Hardik Sheth, head of the CFO Excellence practice at consultants BCG, notes that the last significant inflation occurred when Ronald Reagan was president in the 1980s. Many CFOs–now in their 40’s–have no experience of how to handle rapidly rising costs.
Sheth points out three ways to cope with rising prices, beginning with the traditional approach of cutting internal costs. Secondly, firms can match higher input costs by raising their prices. A third option is to invest in sales channels to expand the business footprint. “Just simply raising prices might not get you [where you need to go],” he says.
And not all companies face the same elasticity of demand. “Some companies that took quite a hit in the pandemic are not looking for an immediate price increase,” he explains. “They want to attract customers back first.”
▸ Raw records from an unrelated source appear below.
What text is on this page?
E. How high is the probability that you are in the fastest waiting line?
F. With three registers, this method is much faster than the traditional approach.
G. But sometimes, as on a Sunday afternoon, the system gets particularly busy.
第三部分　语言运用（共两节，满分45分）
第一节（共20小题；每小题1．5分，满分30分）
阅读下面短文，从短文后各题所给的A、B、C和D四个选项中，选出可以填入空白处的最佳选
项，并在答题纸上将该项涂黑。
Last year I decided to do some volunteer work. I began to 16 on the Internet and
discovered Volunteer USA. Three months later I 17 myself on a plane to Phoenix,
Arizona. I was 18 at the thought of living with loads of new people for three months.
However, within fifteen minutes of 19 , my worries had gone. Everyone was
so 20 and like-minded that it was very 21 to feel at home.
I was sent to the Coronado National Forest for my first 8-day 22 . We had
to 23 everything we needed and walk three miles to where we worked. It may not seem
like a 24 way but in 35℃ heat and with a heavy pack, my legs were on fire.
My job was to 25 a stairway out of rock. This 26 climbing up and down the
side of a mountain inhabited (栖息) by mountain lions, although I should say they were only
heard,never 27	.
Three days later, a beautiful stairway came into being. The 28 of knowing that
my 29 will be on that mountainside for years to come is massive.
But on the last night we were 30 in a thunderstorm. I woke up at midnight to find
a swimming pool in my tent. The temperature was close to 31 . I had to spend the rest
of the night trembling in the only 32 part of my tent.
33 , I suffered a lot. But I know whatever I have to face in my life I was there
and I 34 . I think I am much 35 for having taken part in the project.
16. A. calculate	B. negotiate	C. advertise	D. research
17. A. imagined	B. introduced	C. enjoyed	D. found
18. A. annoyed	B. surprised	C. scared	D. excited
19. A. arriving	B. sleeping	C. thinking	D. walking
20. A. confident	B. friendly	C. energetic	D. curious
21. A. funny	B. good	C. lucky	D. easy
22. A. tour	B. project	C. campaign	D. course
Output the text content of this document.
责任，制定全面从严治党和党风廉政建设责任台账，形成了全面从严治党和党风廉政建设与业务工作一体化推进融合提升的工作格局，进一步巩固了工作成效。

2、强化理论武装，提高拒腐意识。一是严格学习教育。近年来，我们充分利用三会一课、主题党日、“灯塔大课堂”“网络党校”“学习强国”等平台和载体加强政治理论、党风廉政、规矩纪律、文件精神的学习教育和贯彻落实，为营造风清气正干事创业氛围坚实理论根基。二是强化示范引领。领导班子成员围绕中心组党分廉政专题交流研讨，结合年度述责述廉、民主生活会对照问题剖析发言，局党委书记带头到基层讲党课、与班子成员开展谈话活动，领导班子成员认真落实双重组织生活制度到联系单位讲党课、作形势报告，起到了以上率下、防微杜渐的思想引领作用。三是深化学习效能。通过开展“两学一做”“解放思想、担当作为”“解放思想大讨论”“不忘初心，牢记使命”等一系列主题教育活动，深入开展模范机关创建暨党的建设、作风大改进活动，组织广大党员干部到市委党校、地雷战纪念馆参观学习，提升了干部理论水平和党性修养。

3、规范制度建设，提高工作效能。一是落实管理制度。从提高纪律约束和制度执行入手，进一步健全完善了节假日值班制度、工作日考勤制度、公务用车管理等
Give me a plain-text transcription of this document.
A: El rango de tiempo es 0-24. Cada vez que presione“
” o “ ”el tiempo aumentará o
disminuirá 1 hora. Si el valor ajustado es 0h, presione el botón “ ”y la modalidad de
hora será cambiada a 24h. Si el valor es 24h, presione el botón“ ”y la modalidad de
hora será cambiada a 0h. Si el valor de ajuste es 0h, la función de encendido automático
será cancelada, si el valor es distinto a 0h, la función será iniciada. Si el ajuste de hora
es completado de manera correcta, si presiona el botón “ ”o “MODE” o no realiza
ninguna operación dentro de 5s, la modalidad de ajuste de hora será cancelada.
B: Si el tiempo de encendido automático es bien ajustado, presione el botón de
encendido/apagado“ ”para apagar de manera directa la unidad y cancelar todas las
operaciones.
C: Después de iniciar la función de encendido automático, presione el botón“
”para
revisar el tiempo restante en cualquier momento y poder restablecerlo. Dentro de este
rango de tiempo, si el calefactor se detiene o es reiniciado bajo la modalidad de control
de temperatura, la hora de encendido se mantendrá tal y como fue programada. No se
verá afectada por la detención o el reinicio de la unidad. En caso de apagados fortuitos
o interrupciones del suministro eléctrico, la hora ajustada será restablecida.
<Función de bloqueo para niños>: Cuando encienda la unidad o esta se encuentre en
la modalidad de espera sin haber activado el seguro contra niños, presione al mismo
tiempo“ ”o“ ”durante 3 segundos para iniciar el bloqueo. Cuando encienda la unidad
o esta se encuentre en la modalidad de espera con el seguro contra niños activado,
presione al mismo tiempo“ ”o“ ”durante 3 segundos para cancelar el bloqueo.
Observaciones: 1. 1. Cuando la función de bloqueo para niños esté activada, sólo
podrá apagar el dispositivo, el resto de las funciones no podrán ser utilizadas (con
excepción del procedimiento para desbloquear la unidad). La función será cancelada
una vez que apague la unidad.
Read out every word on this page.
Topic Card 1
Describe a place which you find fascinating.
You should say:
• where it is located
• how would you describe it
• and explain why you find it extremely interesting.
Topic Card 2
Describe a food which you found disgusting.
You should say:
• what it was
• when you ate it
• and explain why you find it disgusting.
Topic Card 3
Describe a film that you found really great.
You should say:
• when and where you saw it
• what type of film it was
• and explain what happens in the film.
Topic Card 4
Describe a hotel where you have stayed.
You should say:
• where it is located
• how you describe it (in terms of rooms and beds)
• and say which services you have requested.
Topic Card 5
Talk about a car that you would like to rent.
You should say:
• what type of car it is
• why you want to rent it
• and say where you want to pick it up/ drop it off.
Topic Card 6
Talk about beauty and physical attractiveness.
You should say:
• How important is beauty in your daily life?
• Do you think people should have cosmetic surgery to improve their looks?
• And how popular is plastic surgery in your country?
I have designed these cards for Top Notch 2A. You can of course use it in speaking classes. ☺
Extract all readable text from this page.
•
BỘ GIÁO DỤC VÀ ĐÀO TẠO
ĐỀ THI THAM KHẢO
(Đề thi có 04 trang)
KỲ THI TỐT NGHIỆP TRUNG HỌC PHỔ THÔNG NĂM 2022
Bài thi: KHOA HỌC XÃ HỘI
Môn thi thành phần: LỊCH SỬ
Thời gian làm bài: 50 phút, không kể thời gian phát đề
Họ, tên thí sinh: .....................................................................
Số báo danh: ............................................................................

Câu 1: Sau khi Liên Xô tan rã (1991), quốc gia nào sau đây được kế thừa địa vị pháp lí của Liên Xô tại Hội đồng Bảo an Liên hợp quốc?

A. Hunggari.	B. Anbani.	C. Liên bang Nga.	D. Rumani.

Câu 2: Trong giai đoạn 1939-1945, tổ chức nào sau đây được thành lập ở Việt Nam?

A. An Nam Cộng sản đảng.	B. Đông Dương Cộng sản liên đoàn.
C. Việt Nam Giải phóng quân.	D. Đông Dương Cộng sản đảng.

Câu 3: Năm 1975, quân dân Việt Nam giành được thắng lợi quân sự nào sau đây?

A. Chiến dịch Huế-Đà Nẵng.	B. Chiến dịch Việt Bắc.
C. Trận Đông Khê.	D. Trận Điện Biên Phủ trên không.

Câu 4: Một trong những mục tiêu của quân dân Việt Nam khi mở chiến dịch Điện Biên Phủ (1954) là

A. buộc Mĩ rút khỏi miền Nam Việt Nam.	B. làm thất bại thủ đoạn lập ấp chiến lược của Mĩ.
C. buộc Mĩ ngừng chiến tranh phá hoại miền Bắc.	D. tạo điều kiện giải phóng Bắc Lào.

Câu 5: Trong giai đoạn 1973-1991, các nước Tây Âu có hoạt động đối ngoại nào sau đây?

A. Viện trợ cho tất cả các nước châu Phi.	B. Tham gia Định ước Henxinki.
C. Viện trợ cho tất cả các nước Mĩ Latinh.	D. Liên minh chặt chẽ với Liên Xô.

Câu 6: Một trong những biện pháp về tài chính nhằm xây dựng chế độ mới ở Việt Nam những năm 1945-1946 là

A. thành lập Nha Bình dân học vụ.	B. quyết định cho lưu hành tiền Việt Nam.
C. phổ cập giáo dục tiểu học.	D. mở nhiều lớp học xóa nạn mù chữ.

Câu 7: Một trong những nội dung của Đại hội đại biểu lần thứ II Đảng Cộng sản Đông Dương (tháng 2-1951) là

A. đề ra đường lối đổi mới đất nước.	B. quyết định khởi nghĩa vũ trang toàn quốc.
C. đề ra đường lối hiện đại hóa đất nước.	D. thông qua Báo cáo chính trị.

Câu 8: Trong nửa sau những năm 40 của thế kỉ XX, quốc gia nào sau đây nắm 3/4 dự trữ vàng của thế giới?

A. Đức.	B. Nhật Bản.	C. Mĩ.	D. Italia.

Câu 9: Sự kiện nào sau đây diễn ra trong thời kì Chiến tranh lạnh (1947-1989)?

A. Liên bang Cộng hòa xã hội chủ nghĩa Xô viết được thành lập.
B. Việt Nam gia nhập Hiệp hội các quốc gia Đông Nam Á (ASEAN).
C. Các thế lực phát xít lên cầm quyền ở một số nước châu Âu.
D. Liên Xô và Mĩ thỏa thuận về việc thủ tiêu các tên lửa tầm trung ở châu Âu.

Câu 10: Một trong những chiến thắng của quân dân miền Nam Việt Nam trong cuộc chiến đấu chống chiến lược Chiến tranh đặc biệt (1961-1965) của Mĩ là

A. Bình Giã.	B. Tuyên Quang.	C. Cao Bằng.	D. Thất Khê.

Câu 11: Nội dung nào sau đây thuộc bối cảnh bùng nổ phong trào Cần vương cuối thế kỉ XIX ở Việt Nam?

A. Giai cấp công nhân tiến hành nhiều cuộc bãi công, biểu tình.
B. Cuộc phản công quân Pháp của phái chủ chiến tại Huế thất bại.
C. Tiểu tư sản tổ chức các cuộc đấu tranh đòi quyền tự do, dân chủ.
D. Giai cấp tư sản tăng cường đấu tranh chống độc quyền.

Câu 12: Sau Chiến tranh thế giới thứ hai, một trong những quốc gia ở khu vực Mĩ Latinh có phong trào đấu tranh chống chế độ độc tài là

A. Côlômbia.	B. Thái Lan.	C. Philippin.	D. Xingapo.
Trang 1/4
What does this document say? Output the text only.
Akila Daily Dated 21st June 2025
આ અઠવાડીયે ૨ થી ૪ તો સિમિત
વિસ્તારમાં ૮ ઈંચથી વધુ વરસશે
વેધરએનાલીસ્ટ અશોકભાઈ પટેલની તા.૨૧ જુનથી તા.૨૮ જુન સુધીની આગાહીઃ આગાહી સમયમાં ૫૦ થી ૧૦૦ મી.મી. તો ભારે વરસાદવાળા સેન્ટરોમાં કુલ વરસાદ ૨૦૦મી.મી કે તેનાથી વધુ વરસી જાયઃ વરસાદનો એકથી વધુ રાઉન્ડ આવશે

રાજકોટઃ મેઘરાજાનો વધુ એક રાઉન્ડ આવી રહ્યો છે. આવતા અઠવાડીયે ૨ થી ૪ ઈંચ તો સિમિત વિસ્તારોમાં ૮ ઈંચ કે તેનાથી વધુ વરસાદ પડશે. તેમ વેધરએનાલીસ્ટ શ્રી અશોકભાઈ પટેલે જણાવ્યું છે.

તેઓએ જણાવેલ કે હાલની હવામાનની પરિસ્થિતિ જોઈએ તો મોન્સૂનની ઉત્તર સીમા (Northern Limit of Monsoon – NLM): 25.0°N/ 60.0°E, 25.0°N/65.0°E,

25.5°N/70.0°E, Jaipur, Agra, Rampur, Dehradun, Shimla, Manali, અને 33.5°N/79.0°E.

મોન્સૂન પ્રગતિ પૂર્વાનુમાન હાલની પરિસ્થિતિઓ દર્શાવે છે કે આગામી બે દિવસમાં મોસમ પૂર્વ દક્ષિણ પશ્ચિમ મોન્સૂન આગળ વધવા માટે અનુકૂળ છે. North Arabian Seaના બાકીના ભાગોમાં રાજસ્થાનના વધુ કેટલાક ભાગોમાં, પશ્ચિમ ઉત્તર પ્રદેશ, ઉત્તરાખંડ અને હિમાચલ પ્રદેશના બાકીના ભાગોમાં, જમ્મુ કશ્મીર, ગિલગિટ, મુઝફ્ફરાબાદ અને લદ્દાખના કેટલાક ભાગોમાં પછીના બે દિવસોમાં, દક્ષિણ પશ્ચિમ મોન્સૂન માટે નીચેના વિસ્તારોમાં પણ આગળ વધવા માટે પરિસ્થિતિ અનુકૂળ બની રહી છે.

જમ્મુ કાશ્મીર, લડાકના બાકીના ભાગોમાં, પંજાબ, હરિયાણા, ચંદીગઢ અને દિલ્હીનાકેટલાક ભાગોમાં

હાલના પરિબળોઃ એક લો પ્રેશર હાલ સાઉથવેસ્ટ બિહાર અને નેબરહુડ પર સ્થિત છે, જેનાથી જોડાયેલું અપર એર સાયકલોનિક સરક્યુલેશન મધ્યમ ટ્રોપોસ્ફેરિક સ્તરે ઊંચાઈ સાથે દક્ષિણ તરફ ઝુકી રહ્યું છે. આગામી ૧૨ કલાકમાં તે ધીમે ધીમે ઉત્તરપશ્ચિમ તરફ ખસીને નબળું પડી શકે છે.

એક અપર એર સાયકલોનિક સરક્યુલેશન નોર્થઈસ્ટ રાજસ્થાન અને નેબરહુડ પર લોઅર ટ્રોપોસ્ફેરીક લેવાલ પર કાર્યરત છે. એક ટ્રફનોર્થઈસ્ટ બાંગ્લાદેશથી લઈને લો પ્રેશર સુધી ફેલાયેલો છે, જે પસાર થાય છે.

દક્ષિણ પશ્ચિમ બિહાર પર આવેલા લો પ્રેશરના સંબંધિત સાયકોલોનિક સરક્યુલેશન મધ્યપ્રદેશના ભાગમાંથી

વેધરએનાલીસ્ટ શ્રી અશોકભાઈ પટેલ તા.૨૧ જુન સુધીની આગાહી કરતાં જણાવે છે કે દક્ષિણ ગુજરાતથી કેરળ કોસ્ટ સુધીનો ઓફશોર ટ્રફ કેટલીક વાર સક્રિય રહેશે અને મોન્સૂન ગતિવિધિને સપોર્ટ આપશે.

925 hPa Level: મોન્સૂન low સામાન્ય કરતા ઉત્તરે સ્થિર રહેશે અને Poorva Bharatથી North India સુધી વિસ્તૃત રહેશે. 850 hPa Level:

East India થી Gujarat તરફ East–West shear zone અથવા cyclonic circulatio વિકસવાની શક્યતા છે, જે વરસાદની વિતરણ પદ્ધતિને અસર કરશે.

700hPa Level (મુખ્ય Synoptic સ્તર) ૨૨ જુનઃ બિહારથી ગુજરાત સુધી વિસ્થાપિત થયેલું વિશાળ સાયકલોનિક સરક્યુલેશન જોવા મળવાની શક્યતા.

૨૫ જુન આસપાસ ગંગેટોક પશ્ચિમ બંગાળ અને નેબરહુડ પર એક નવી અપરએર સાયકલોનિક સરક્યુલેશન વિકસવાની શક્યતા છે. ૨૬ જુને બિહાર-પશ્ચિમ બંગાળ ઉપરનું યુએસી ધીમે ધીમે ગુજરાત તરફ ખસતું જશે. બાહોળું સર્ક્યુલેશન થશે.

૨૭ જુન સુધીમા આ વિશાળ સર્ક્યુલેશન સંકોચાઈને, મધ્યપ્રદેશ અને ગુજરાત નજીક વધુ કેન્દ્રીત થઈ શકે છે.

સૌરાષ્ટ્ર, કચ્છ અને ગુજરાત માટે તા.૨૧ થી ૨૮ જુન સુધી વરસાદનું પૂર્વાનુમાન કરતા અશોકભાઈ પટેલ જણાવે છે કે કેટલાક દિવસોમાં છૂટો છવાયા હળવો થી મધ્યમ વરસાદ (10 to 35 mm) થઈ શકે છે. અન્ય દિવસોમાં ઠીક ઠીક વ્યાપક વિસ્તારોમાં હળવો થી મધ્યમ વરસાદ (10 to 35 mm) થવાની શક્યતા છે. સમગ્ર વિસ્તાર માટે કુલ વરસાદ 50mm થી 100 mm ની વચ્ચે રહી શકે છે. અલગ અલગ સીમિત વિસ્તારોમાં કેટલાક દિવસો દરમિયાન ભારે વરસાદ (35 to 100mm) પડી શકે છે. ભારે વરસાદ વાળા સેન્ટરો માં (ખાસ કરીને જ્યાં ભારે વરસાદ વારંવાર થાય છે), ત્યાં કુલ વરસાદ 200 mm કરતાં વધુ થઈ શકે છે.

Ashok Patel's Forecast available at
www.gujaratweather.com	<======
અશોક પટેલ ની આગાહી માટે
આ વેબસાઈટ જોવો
Sheth says companies should hedge their input costs, much as Southwest Airlines did in the 1970s by buying oil price contracts. “If you are a manufacturing company and you need to procure certain raw materials to produce your finished product, you lock in the price of that raw material with your supplier,” he says. But he conceded that with supply chains in disarray in the aftermath of the pandemic, stockpiling inventory of raw materials and even finished components like digital chips is going to be difficult in the coming months. Companies are resorting to multiple duplicate orders with different suppliers to obtain the necessary inputs, but even those efforts have proved less than satisfactory–Ford Motors had to cut production on its best-selling pickup trucks in late August because of the shortages.
Most firms have a primary supplier, and they should be approached to use the past relationship to begin a discussion about lowering prices, suggesting that it may be necessary to use other suppliers to meet your cost goals if the primary supplier is unyielding on price. Another tactic businesses are using is to take a financial stake directly in suppliers to ensure that they are first in line when supplies do exist.
Another concern for companies is the impact inflation may have on labor demands. The recent runup in the US consumer price index is likely to prompt workers to seek higher wages according to Duke University’s Campbell. “If the CPI is running 5.4% and you give an employee a 2% raise, are they going to buy that?” Campbell asks. “They’re going to say, ‘you cut my wage,’ and I need to look elsewhere—and it’s really easy for me to jump to another job right now.”
He says that with wages increasing, at some point it may become attractive for some companies to move manufacturing to cheaper labor countries, but the shortage of spare parts and hefty shipping costs to the US and Europe may make that alternative less appealing.
Another solution is to increase use of technology like machine learning and artificial intelligence to reduce dependence on workers. The pandemic speeded up adoption of digitization of many job functions because workers couldn’t easily get to the office, but that trend is likely to be sticky even when the pandemic ends. For example, the use of contactless digital payments in the US and Europe–which had never taken off–soared because consumers didn’t want to touch terminals for fear of catching Covid-19, while businesses had no one in the office to open mail containing checks from customers. Companies are using video technology mounted on the heads of warehouse employees to conduct inventory counts instead of sending auditors to make the legally mandated inventory controls.